I’d had four sessions of chemo and they were tough but doable. I cut my hair short, and some of it fell out, but I still had a head of hair by the end of it. I had radiation sessions lined up after that, but for the moment I was enjoying the fact that I had finished chemo and I had secured my points for medicine. Then my doctor phoned to say that along with the radiation, more chemo was needed because there were still spots showing up.
Square one
So I was back at square one, but worse because I wasn’t as healthy and fit as I had been when I first started out. I thought radiation would be a walk in the park because chemo is so invasive – it affects everywhere – but I found radiation a lot tougher.
My throat was stripped raw. I couldn’t eat for weeks. I was on nutrition-type drinks. I was knocked for six in terms of energy.
I ended up losing my hair, which I suppose at 19 was such a poignant thing.

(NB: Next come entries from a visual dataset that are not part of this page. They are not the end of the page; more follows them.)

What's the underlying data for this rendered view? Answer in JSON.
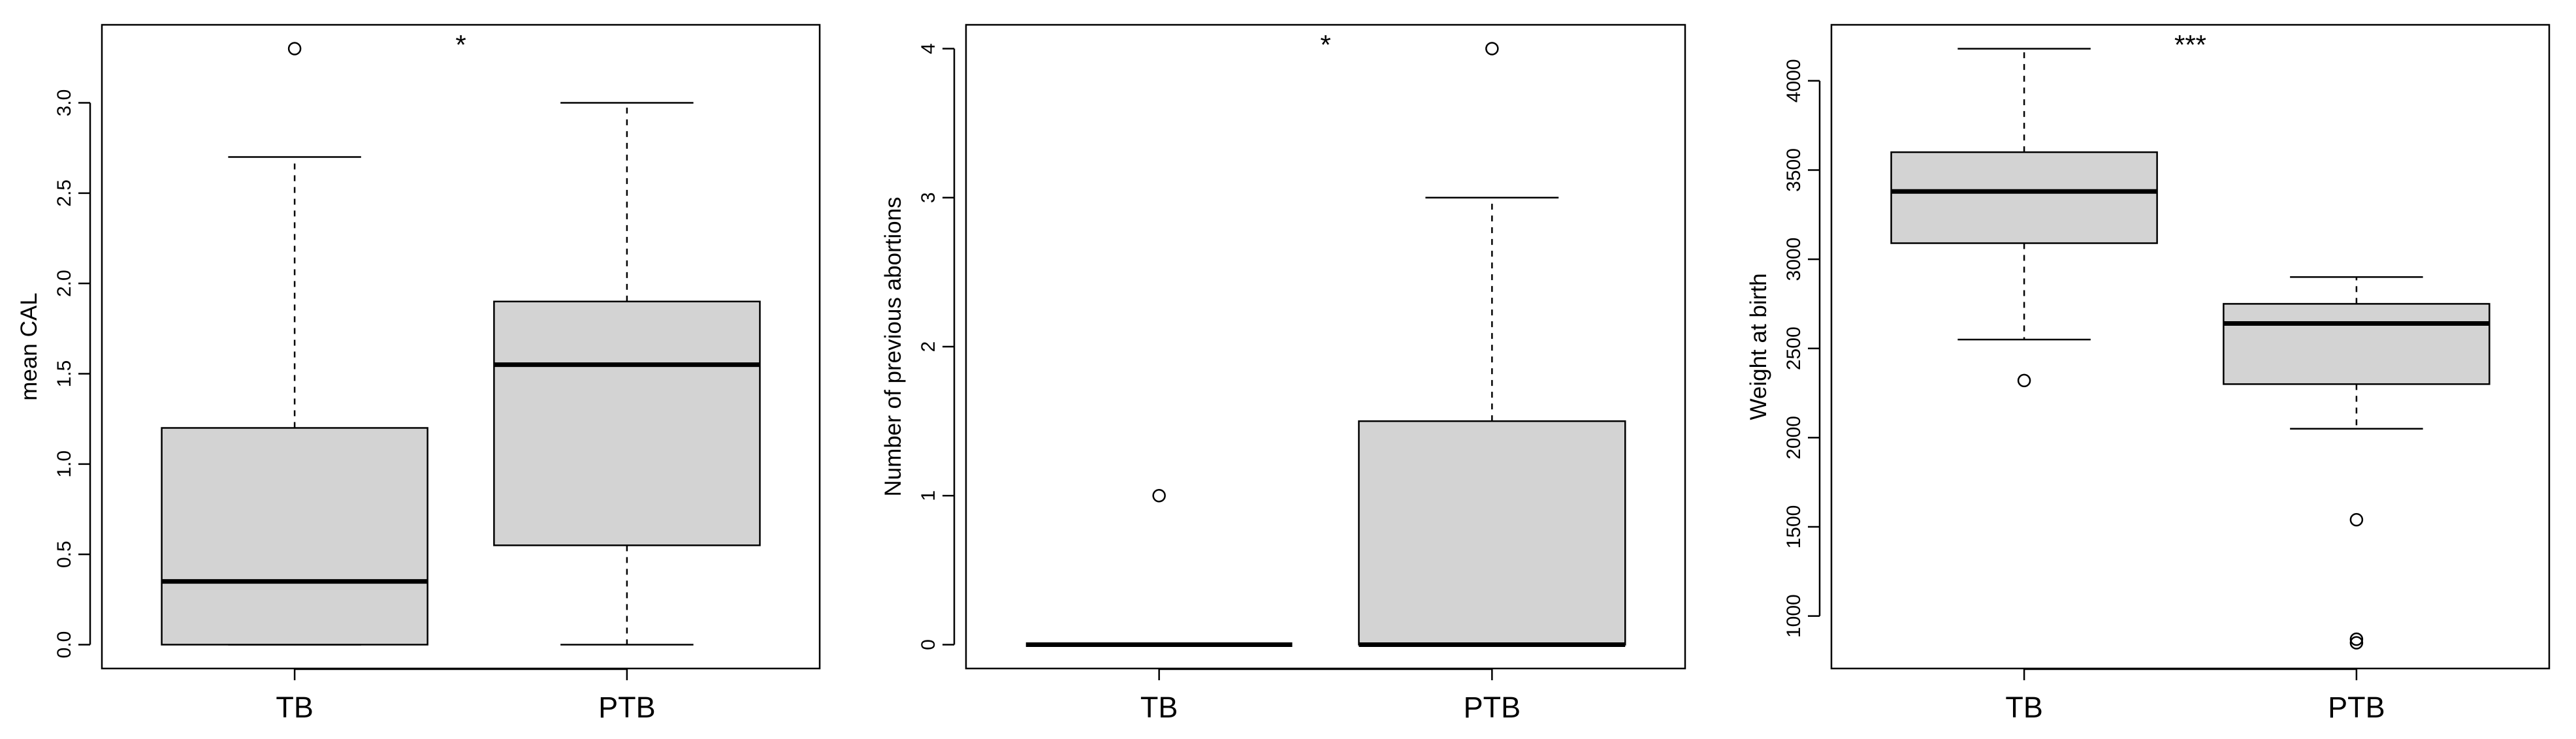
{
  "chart_data": [
    {
      "type": "box",
      "ylabel": "mean CAL",
      "annotation": "*",
      "categories": [
        "TB",
        "PTB"
      ],
      "boxes": [
        {
          "min": 0,
          "q1": 0,
          "median": 0.35,
          "q3": 1.2,
          "max": 2.7,
          "outliers": [
            3.3
          ]
        },
        {
          "min": 0,
          "q1": 0.55,
          "median": 1.55,
          "q3": 1.9,
          "max": 3.0,
          "outliers": []
        }
      ],
      "color": "#d3d3d3",
      "ylim": [
        -0.132,
        3.432
      ],
      "yticks": [
        {
          "value": 0,
          "label": "0.0"
        },
        {
          "value": 0.5,
          "label": "0.5"
        },
        {
          "value": 1,
          "label": "1.0"
        },
        {
          "value": 1.5,
          "label": "1.5"
        },
        {
          "value": 2,
          "label": "2.0"
        },
        {
          "value": 2.5,
          "label": "2.5"
        },
        {
          "value": 3,
          "label": "3.0"
        }
      ]
    },
    {
      "type": "box",
      "ylabel": "Number of previous abortions",
      "annotation": "*",
      "categories": [
        "TB",
        "PTB"
      ],
      "boxes": [
        {
          "min": 0,
          "q1": 0,
          "median": 0,
          "q3": 0,
          "max": 0,
          "outliers": [
            1
          ]
        },
        {
          "min": 0,
          "q1": 0,
          "median": 0,
          "q3": 1.5,
          "max": 3,
          "outliers": [
            4
          ]
        }
      ],
      "color": "#d3d3d3",
      "ylim": [
        -0.16,
        4.16
      ],
      "yticks": [
        0,
        1,
        2,
        3,
        4
      ]
    },
    {
      "type": "box",
      "ylabel": "Weight at birth",
      "annotation": "***",
      "categories": [
        "TB",
        "PTB"
      ],
      "boxes": [
        {
          "min": 2550,
          "q1": 3090,
          "median": 3380,
          "q3": 3600,
          "max": 4180,
          "outliers": [
            2320
          ]
        },
        {
          "min": 2050,
          "q1": 2300,
          "median": 2640,
          "q3": 2750,
          "max": 2900,
          "outliers": [
            1540,
            870,
            850
          ]
        }
      ],
      "color": "#d3d3d3",
      "ylim": [
        706,
        4314
      ],
      "yticks": [
        1000,
        1500,
        2000,
        2500,
        3000,
        3500,
        4000
      ]
    }
  ]
}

I didn't wear a wig, even though we had bought one, so I used to go around with my little egg head and no one tiptoed around it. My sister used to joke, paraphrasing that line from Mean Girls: "I think you shaved your head to look like a British man; you look like Regina George."
Having cancer kicked the confidence out of me. It was almost as if things kept being taken: my energy, and my independence as a person because I was so reliant on others. You feel redundant. Lots of people say the same thing; you wonder how you will go back out into the world as a “normal” person and slot back in. But it’s nothing to be ashamed of.
If I needed to scream and shout because I was angry that this was happening to me at 19, that was okay. It was better to let it out than to bottle it up.
I finished treatment at Christmas 2012. In February 2013 I had my first CT contrast and it was clear. I was in complete remission.
It took the guts of a year to get back to feeling like myself, but there are still some days that I’m incredibly exhausted. After I won the Rose of Tralee in August, I just crashed: I stayed in my pyjamas, cuddled the dog and ate pizza.
I took a lot of good things out of my illness, and it has shaped me into who I am today. Maybe if it hadn’t happened, I might be more dismissive of patients or might not be as headstrong about certain things or be as academically focused.
But now I know how quickly things can be taken away, so I give everything my all.